December 24, 2011 at 06:35 AM · Hi Al,

Merry X'mas :)

Yes, I know intonation is another key basic element that all new violinist should take note when they first started...before things get out of hand as we progress..Please feel free to highlight to me if anything is wrong.

Yes, this Christmas break, I will spend more time with the metronome. It is going to be my good friend.

Thank you for the compliment on my vibrato. Get helpful tips from Todd Ehle via youtube. And I keep practicing while I'm watching TV and other activities that doesn't require my fingers. You can check out his violin...I'm sure you know about it. I remembered you shared his link to me on your previous post. You can do it :)

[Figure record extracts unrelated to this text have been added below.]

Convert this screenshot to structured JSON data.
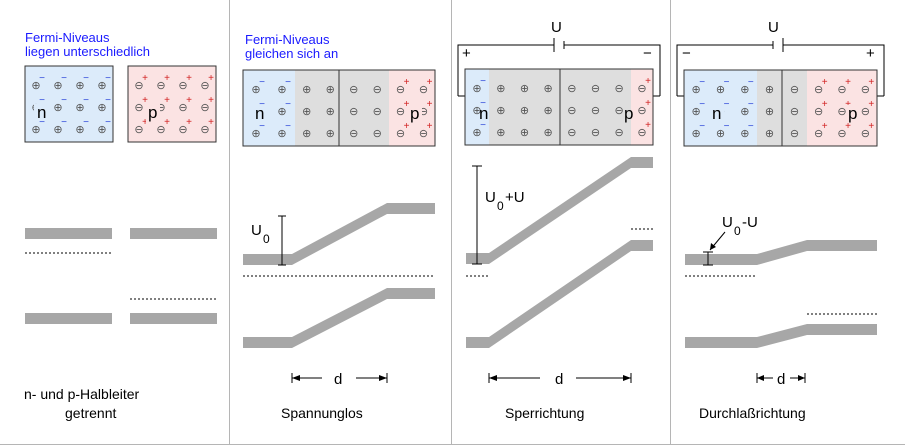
{
  "panels": [
    {
      "id": "separated",
      "caption_lines": [
        "n- und p-Halbleiter",
        "getrennt"
      ],
      "heading_lines": [
        "Fermi-Niveaus",
        "liegen unterschiedlich"
      ],
      "n_label": "n",
      "p_label": "p"
    },
    {
      "id": "no-voltage",
      "caption_lines": [
        "Spannunglos"
      ],
      "heading_lines": [
        "Fermi-Niveaus",
        "gleichen sich an"
      ],
      "n_label": "n",
      "p_label": "p",
      "potential_label": "U",
      "potential_sub": "0",
      "width_label": "d"
    },
    {
      "id": "reverse-bias",
      "caption_lines": [
        "Sperrichtung"
      ],
      "voltage_label": "U",
      "plus": "+",
      "minus": "−",
      "n_label": "n",
      "p_label": "p",
      "potential_label": "U",
      "potential_sub": "0",
      "potential_suffix": "+U",
      "width_label": "d"
    },
    {
      "id": "forward-bias",
      "caption_lines": [
        "Durchlaßrichtung"
      ],
      "voltage_label": "U",
      "plus": "+",
      "minus": "−",
      "n_label": "n",
      "p_label": "p",
      "potential_label": "U",
      "potential_sub": "0",
      "potential_suffix": "-U",
      "width_label": "d"
    }
  ],
  "symbols": {
    "donor": "⊕",
    "acceptor": "⊖",
    "electron": "−",
    "hole": "+"
  },
  "colors": {
    "heading": "#1a1aff",
    "n_region": "#dcebfa",
    "p_region": "#fbe3e3",
    "depletion": "#dedede",
    "band": "#a7a7a7",
    "electron": "#2b44d8",
    "hole": "#d22222",
    "divider": "#b5b5b5"
  }
}
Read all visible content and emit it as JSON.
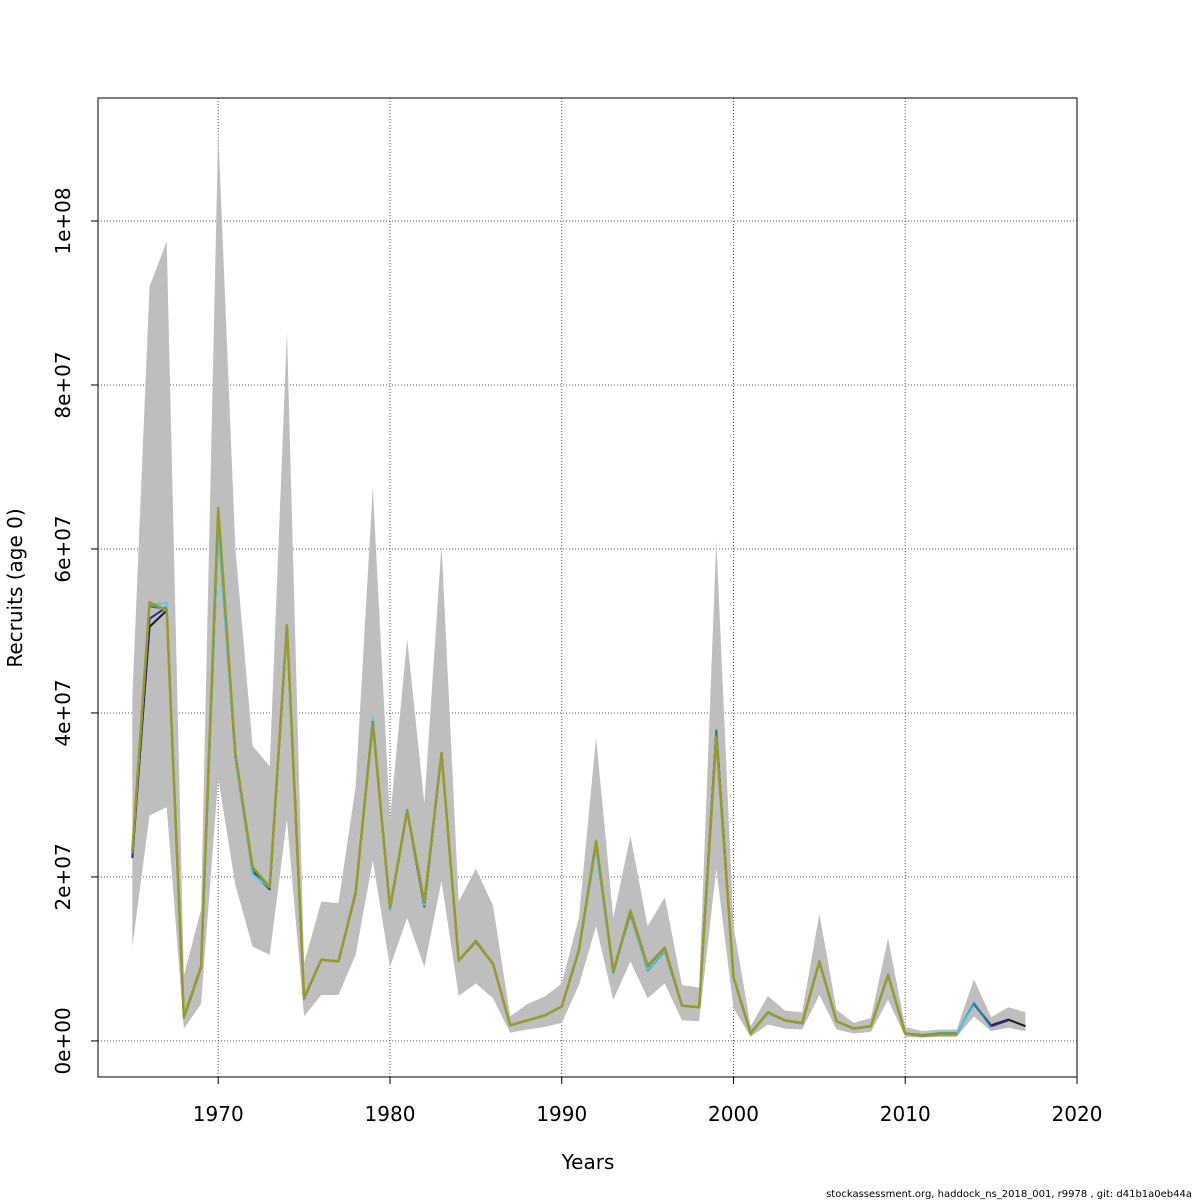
{
  "chart_data": {
    "type": "line",
    "xlabel": "Years",
    "ylabel": "Recruits (age 0)",
    "xlim": [
      1963,
      2020
    ],
    "ylim": [
      -4400000,
      115000000
    ],
    "x_ticks": [
      1970,
      1980,
      1990,
      2000,
      2010,
      2020
    ],
    "x_tick_labels": [
      "1970",
      "1980",
      "1990",
      "2000",
      "2010",
      "2020"
    ],
    "y_ticks": [
      0,
      20000000,
      40000000,
      60000000,
      80000000,
      100000000
    ],
    "y_tick_labels": [
      "0e+00",
      "2e+07",
      "4e+07",
      "6e+07",
      "8e+07",
      "1e+08"
    ],
    "grid": true,
    "band_color": "#bebebe",
    "confidence_band": {
      "x": [
        1965,
        1966,
        1967,
        1968,
        1969,
        1970,
        1971,
        1972,
        1973,
        1974,
        1975,
        1976,
        1977,
        1978,
        1979,
        1980,
        1981,
        1982,
        1983,
        1984,
        1985,
        1986,
        1987,
        1988,
        1989,
        1990,
        1991,
        1992,
        1993,
        1994,
        1995,
        1996,
        1997,
        1998,
        1999,
        2000,
        2001,
        2002,
        2003,
        2004,
        2005,
        2006,
        2007,
        2008,
        2009,
        2010,
        2011,
        2012,
        2013,
        2014,
        2015,
        2016,
        2017
      ],
      "upper": [
        42000000,
        92000000,
        97500000,
        8000000,
        16000000,
        111000000,
        60000000,
        36000000,
        33500000,
        86500000,
        9500000,
        17000000,
        16800000,
        31000000,
        67500000,
        27000000,
        49000000,
        29000000,
        60500000,
        17000000,
        21000000,
        16500000,
        3000000,
        4500000,
        5400000,
        7000000,
        15000000,
        37000000,
        15000000,
        25000000,
        14000000,
        17500000,
        6800000,
        6500000,
        61000000,
        14000000,
        1800000,
        5500000,
        3700000,
        3500000,
        15500000,
        3800000,
        2200000,
        2800000,
        12500000,
        1700000,
        1200000,
        1400000,
        1400000,
        7500000,
        2900000,
        4100000,
        3500000
      ],
      "lower": [
        11500000,
        27500000,
        28500000,
        1500000,
        4500000,
        32000000,
        19000000,
        11500000,
        10500000,
        27000000,
        3000000,
        5600000,
        5600000,
        10500000,
        22000000,
        9000000,
        15000000,
        9000000,
        19500000,
        5500000,
        7000000,
        5200000,
        1000000,
        1400000,
        1700000,
        2200000,
        6800000,
        14000000,
        5000000,
        9700000,
        5200000,
        7000000,
        2500000,
        2400000,
        21000000,
        4000000,
        500000,
        2000000,
        1500000,
        1400000,
        5600000,
        1400000,
        900000,
        1100000,
        5000000,
        500000,
        400000,
        500000,
        500000,
        3000000,
        1200000,
        1600000,
        1200000
      ]
    },
    "series": [
      {
        "color": "#1a1a1a",
        "x": [
          1965,
          1966,
          1967,
          1968,
          1969,
          1970,
          1971,
          1972,
          1973,
          1974,
          1975,
          1976,
          1977,
          1978,
          1979,
          1980,
          1981,
          1982,
          1983,
          1984,
          1985,
          1986,
          1987,
          1988,
          1989,
          1990,
          1991,
          1992,
          1993,
          1994,
          1995,
          1996,
          1997,
          1998,
          1999,
          2000,
          2001,
          2002,
          2003,
          2004,
          2005,
          2006,
          2007,
          2008,
          2009,
          2010,
          2011,
          2012,
          2013,
          2014,
          2015,
          2016,
          2017
        ],
        "values": [
          22500000,
          50500000,
          52500000,
          2800000,
          9000000,
          63000000,
          34500000,
          20500000,
          18500000,
          50500000,
          5200000,
          9900000,
          9700000,
          18000000,
          39000000,
          16000000,
          28000000,
          16500000,
          35000000,
          9800000,
          12100000,
          9400000,
          1900000,
          2500000,
          3100000,
          4200000,
          11000000,
          24000000,
          8400000,
          15500000,
          8800000,
          11200000,
          4300000,
          4100000,
          37500000,
          7700000,
          1000000,
          3400000,
          2500000,
          2100000,
          9600000,
          2400000,
          1500000,
          1800000,
          8000000,
          900000,
          700000,
          900000,
          900000,
          4500000,
          1900000,
          2600000,
          1800000
        ]
      },
      {
        "color": "#2b2b8c",
        "x": [
          1965,
          1966,
          1967,
          1968,
          1969,
          1970,
          1971,
          1972,
          1973,
          1974,
          1975,
          1976,
          1977,
          1978,
          1979,
          1980,
          1981,
          1982,
          1983,
          1984,
          1985,
          1986,
          1987,
          1988,
          1989,
          1990,
          1991,
          1992,
          1993,
          1994,
          1995,
          1996,
          1997,
          1998,
          1999,
          2000,
          2001,
          2002,
          2003,
          2004,
          2005,
          2006,
          2007,
          2008,
          2009,
          2010,
          2011,
          2012,
          2013,
          2014,
          2015,
          2016
        ],
        "values": [
          22300000,
          51500000,
          52900000,
          2800000,
          9000000,
          63500000,
          34600000,
          20600000,
          18600000,
          50500000,
          5200000,
          9900000,
          9700000,
          18000000,
          39200000,
          16100000,
          28100000,
          16400000,
          35100000,
          9800000,
          12100000,
          9400000,
          1900000,
          2500000,
          3100000,
          4200000,
          11000000,
          24100000,
          8300000,
          15600000,
          8700000,
          11100000,
          4300000,
          4100000,
          37800000,
          7700000,
          1000000,
          3400000,
          2500000,
          2100000,
          9600000,
          2400000,
          1500000,
          1800000,
          8000000,
          900000,
          700000,
          900000,
          900000,
          4500000,
          1800000,
          2500000
        ]
      },
      {
        "color": "#2a7fa8",
        "x": [
          1965,
          1966,
          1967,
          1968,
          1969,
          1970,
          1971,
          1972,
          1973,
          1974,
          1975,
          1976,
          1977,
          1978,
          1979,
          1980,
          1981,
          1982,
          1983,
          1984,
          1985,
          1986,
          1987,
          1988,
          1989,
          1990,
          1991,
          1992,
          1993,
          1994,
          1995,
          1996,
          1997,
          1998,
          1999,
          2000,
          2001,
          2002,
          2003,
          2004,
          2005,
          2006,
          2007,
          2008,
          2009,
          2010,
          2011,
          2012,
          2013,
          2014,
          2015
        ],
        "values": [
          22800000,
          53000000,
          52700000,
          2800000,
          9000000,
          62500000,
          34700000,
          20400000,
          18600000,
          50600000,
          5200000,
          9900000,
          9700000,
          18100000,
          39300000,
          16000000,
          28200000,
          16500000,
          35000000,
          9800000,
          12100000,
          9400000,
          1900000,
          2500000,
          3100000,
          4200000,
          11000000,
          24300000,
          8200000,
          15700000,
          8600000,
          11000000,
          4300000,
          4100000,
          37900000,
          7700000,
          1000000,
          3400000,
          2500000,
          2100000,
          9600000,
          2400000,
          1500000,
          1800000,
          8100000,
          900000,
          700000,
          900000,
          900000,
          4600000,
          1700000
        ]
      },
      {
        "color": "#5bc8e8",
        "x": [
          1965,
          1966,
          1967,
          1968,
          1969,
          1970,
          1971,
          1972,
          1973,
          1974,
          1975,
          1976,
          1977,
          1978,
          1979,
          1980,
          1981,
          1982,
          1983,
          1984,
          1985,
          1986,
          1987,
          1988,
          1989,
          1990,
          1991,
          1992,
          1993,
          1994,
          1995,
          1996,
          1997,
          1998,
          1999,
          2000,
          2001,
          2002,
          2003,
          2004,
          2005,
          2006,
          2007,
          2008,
          2009,
          2010,
          2011,
          2012,
          2013,
          2014
        ],
        "values": [
          23000000,
          53200000,
          53400000,
          2800000,
          9100000,
          62000000,
          34400000,
          20300000,
          18700000,
          50200000,
          5300000,
          9900000,
          9700000,
          18100000,
          39400000,
          16000000,
          28300000,
          16600000,
          34900000,
          9800000,
          12100000,
          9400000,
          1900000,
          2500000,
          3100000,
          4200000,
          11000000,
          23500000,
          8100000,
          15600000,
          8700000,
          11100000,
          4300000,
          4100000,
          36500000,
          7600000,
          1000000,
          3300000,
          2500000,
          2100000,
          9500000,
          2400000,
          1500000,
          1800000,
          7900000,
          900000,
          700000,
          1000000,
          1000000,
          4300000
        ]
      },
      {
        "color": "#2e8b3e",
        "x": [
          1965,
          1966,
          1967,
          1968,
          1969,
          1970,
          1971,
          1972,
          1973,
          1974,
          1975,
          1976,
          1977,
          1978,
          1979,
          1980,
          1981,
          1982,
          1983,
          1984,
          1985,
          1986,
          1987,
          1988,
          1989,
          1990,
          1991,
          1992,
          1993,
          1994,
          1995,
          1996,
          1997,
          1998,
          1999,
          2000,
          2001,
          2002,
          2003,
          2004,
          2005,
          2006,
          2007,
          2008,
          2009,
          2010,
          2011,
          2012,
          2013
        ],
        "values": [
          23100000,
          53400000,
          52600000,
          2900000,
          9100000,
          64500000,
          34900000,
          21000000,
          18700000,
          50600000,
          5300000,
          9900000,
          9700000,
          18100000,
          38900000,
          16200000,
          28100000,
          16900000,
          35100000,
          9800000,
          12100000,
          9400000,
          1900000,
          2500000,
          3100000,
          4200000,
          11100000,
          24200000,
          8400000,
          15800000,
          9100000,
          11300000,
          4300000,
          4100000,
          37300000,
          7800000,
          900000,
          3500000,
          2500000,
          2200000,
          9700000,
          2400000,
          1500000,
          1800000,
          8000000,
          900000,
          700000,
          900000,
          900000
        ]
      },
      {
        "color": "#9a9a2a",
        "x": [
          1965,
          1966,
          1967,
          1968,
          1969,
          1970,
          1971,
          1972,
          1973,
          1974,
          1975,
          1976,
          1977,
          1978,
          1979,
          1980,
          1981,
          1982,
          1983,
          1984,
          1985,
          1986,
          1987,
          1988,
          1989,
          1990,
          1991,
          1992,
          1993,
          1994,
          1995,
          1996,
          1997,
          1998,
          1999,
          2000,
          2001,
          2002,
          2003,
          2004,
          2005,
          2006,
          2007,
          2008,
          2009,
          2010,
          2011,
          2012,
          2013
        ],
        "values": [
          23200000,
          53500000,
          52500000,
          2900000,
          9100000,
          65000000,
          35000000,
          21200000,
          18800000,
          50700000,
          5300000,
          9900000,
          9700000,
          18100000,
          38700000,
          16300000,
          28000000,
          17000000,
          35100000,
          9800000,
          12200000,
          9400000,
          1900000,
          2500000,
          3100000,
          4200000,
          11100000,
          24400000,
          8500000,
          15900000,
          9200000,
          11400000,
          4300000,
          4100000,
          37100000,
          7800000,
          900000,
          3500000,
          2500000,
          2200000,
          9700000,
          2400000,
          1500000,
          1800000,
          8000000,
          900000,
          600000,
          800000,
          800000
        ]
      }
    ]
  },
  "footer": {
    "credit": "stockassessment.org, haddock_ns_2018_001, r9978 , git: d41b1a0eb44a"
  }
}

Yes, I can follow instructions..no worries, keep them coming...I'm here to learn not to be praised :)

Yes you are correct, you got the meaning. That is actually in Chinese characters.

Lastly, this is my 1st attempt on Christmas songs which I had just recorded a moment ago. I hope you will enjoy it..:)

And I will also like to thank everyone in Violinist.com a blessed Christmas. THANK YOU for sharing your know-how and tips with me. I greatly appreciate. And I look forward to share my personal experience in the coming years as I journey with my Violin...God Bless!